Traditionnellement, lorsqu’un patient était victime d’un accident médical (ou aléa thérapeutique), il se tournait systématiquement vers les tribunaux – qu’ils soient administratifs ou judiciaires – pour réclamer une réparation de ses préjudices avec plus ou moins de succès.

La loi n°2002-303 du 4 mars 2002, plus connue sous le sobriquet de loi anti-Perruche ou encore sous l’appellation de loi Kouchner, a créé l’Office National d’Indemnisation des Accidents Médicaux, des affections iatrogènes et des infections nosocomiales (ONIAM), organisme chargé d’indemniser les patients victimes desdites affections.

Autrement dit, et pour aller vite, le patient a désormais le choix entre introduire une procédure juridictionnelle et tenter la voie amiable (ou extra-juridictionnelle) pour être indemnisé au titre de la solidarité nationale, étant précisé que ces deux options ne sont pas exclusives l’une de l’autre. Par exemple, si le requérant veut multiplier ses chances d’être indemnisé, il peut introduire les deux procédures simultanément, l’une devant le tribunal compétent, l’autre devant la Commission Régionale de Conciliation et d’Indemnisation (CRCI).

Lorsque le dommage est considéré par la CRCI comme relevant de la solidarité nationale (art.
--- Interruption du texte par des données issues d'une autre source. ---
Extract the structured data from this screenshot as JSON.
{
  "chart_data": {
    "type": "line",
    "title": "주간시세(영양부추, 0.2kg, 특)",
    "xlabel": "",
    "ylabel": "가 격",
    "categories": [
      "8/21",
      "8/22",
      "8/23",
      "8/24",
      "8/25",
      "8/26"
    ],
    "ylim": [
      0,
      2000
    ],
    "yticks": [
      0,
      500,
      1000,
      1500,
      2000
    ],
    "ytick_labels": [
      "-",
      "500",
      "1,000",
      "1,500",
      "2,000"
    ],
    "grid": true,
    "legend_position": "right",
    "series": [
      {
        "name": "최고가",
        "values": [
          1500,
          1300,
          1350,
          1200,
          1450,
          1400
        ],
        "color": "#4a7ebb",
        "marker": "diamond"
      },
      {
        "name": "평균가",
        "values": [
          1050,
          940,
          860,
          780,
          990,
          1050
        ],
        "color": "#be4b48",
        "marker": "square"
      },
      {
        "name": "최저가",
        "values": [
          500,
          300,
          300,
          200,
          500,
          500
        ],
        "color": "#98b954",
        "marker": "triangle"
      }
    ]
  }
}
L. 1142-17 du code de la santé publique), cette dernière émet un avis à l’attention de l’ONIAM puis une offre d’indemnisation à l’attention de la victime. A l’occasion d’un litige, le juge administratif a été confronté à la question suivante : dans le silence des textes, l’avis de la CRCI s’impose-t-il à l’ONIAM de telle sorte que ce dernier serait en situation de compétence liée ?

Le juge des référés, c’est-à-dire le juge de l’urgence et de l’évidence par opposition au juge du fond qui tranche un litige collégialement et définitivement, a apporté une réponse négative ((CAA Versailles, 12 janv. 2006, Consorts Pellegrino, n°05VE01157)).
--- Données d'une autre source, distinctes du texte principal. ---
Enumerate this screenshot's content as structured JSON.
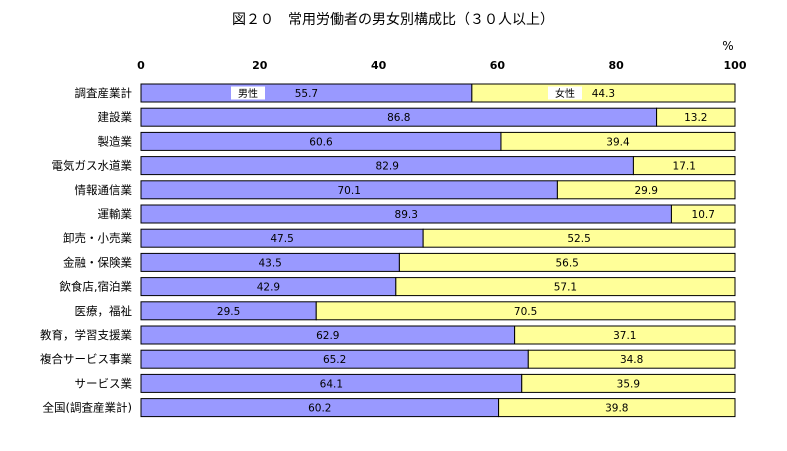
{
  "chart_data": {
    "type": "bar",
    "orientation": "horizontal",
    "stacked": true,
    "title": "図２０　常用労働者の男女別構成比（３０人以上）",
    "unit_label": "%",
    "xlim": [
      0,
      100
    ],
    "xticks": [
      0,
      20,
      40,
      60,
      80,
      100
    ],
    "categories": [
      "調査産業計",
      "建設業",
      "製造業",
      "電気ガス水道業",
      "情報通信業",
      "運輸業",
      "卸売・小売業",
      "金融・保険業",
      "飲食店,宿泊業",
      "医療，福祉",
      "教育，学習支援業",
      "複合サービス事業",
      "サービス業",
      "全国(調査産業計)"
    ],
    "series": [
      {
        "name": "男性",
        "color": "#9999ff",
        "values": [
          55.7,
          86.8,
          60.6,
          82.9,
          70.1,
          89.3,
          47.5,
          43.5,
          42.9,
          29.5,
          62.9,
          65.2,
          64.1,
          60.2
        ],
        "labels": [
          "55.7",
          "86.8",
          "60.6",
          "82.9",
          "70.1",
          "89.3",
          "47.5",
          "43.5",
          "42.9",
          "29.5",
          "62.9",
          "65.2",
          "64.1",
          "60.2"
        ]
      },
      {
        "name": "女性",
        "color": "#ffff99",
        "values": [
          44.3,
          13.2,
          39.4,
          17.1,
          29.9,
          10.7,
          52.5,
          56.5,
          57.1,
          70.5,
          37.1,
          34.8,
          35.9,
          39.8
        ],
        "labels": [
          "44.3",
          "13.2",
          "39.4",
          "17.1",
          "29.9",
          "10.7",
          "52.5",
          "56.5",
          "57.1",
          "70.5",
          "37.1",
          "34.8",
          "35.9",
          "39.8"
        ]
      }
    ],
    "grid": false,
    "legend_placement": "inside-first-bar"
  }
}
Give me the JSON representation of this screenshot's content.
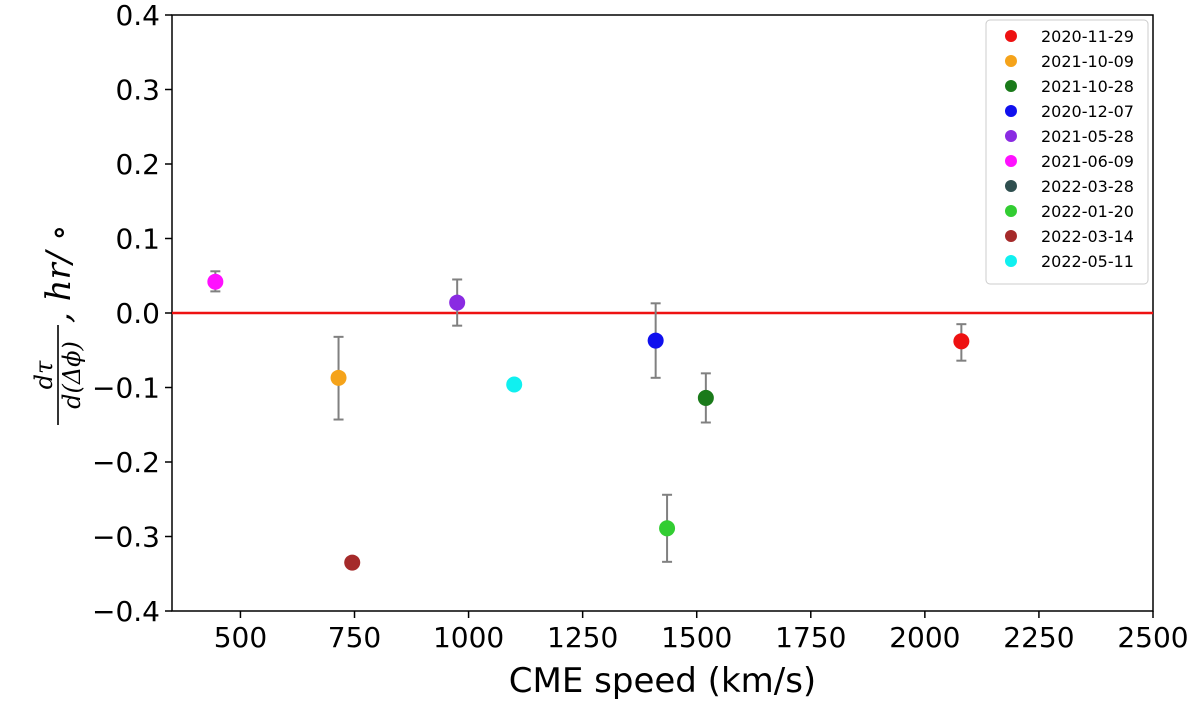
{
  "chart_data": {
    "type": "scatter",
    "xlabel": "CME speed (km/s)",
    "ylabel": {
      "frac_num": "dτ",
      "frac_den": "d(Δϕ)",
      "suffix": ", hr/ ∘"
    },
    "xlim": [
      350,
      2500
    ],
    "ylim": [
      -0.4,
      0.4
    ],
    "xticks": [
      500,
      750,
      1000,
      1250,
      1500,
      1750,
      2000,
      2250,
      2500
    ],
    "yticks": [
      0.4,
      0.3,
      0.2,
      0.1,
      0.0,
      -0.1,
      -0.2,
      -0.3,
      -0.4
    ],
    "ytick_labels": [
      "0.4",
      "0.3",
      "0.2",
      "0.1",
      "0.0",
      "−0.1",
      "−0.2",
      "−0.3",
      "−0.4"
    ],
    "reference_line": {
      "y": 0.0,
      "color": "#ee1111"
    },
    "error_bar_color": "#808080",
    "legend_placement": "top-right",
    "series": [
      {
        "name": "2020-11-29",
        "color": "#ee1111",
        "x": 2080,
        "y": -0.038,
        "yerr_low": -0.064,
        "yerr_high": -0.015
      },
      {
        "name": "2021-10-09",
        "color": "#f5a31a",
        "x": 715,
        "y": -0.087,
        "yerr_low": -0.143,
        "yerr_high": -0.032
      },
      {
        "name": "2021-10-28",
        "color": "#1a7a1a",
        "x": 1520,
        "y": -0.114,
        "yerr_low": -0.147,
        "yerr_high": -0.081
      },
      {
        "name": "2020-12-07",
        "color": "#1010ee",
        "x": 1410,
        "y": -0.037,
        "yerr_low": -0.087,
        "yerr_high": 0.013
      },
      {
        "name": "2021-05-28",
        "color": "#8a2be2",
        "x": 975,
        "y": 0.014,
        "yerr_low": -0.017,
        "yerr_high": 0.045
      },
      {
        "name": "2021-06-09",
        "color": "#ff10ff",
        "x": 445,
        "y": 0.042,
        "yerr_low": 0.029,
        "yerr_high": 0.056
      },
      {
        "name": "2022-03-28",
        "color": "#2f4f4f",
        "x": null,
        "y": null
      },
      {
        "name": "2022-01-20",
        "color": "#32cd32",
        "x": 1435,
        "y": -0.289,
        "yerr_low": -0.334,
        "yerr_high": -0.244
      },
      {
        "name": "2022-03-14",
        "color": "#a52a2a",
        "x": 745,
        "y": -0.335
      },
      {
        "name": "2022-05-11",
        "color": "#10f0f0",
        "x": 1100,
        "y": -0.096
      }
    ]
  }
}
Par la qualité du juge qui s’est prononcé, il importe évidemment de relativiser l’importance de la solution ainsi donnée dès lors que le juge du fond en appel ne s’est pas prononcé et que, sur le fond du droit, une juridiction inférieure s’est prononcée en sens contraire ((TA Bastia, 12 sept. 2005, AJDA 2005, p. 2187)).

On retrouve alors le rôle traditionnellement unificateur de la plus haute juridiction de l’ordre administratif. En effet, faute de précisions apportées par les textes sur cette question, il conviendra d’attendre une position de principe définitivement arrêtée par le Conseil d’Etat.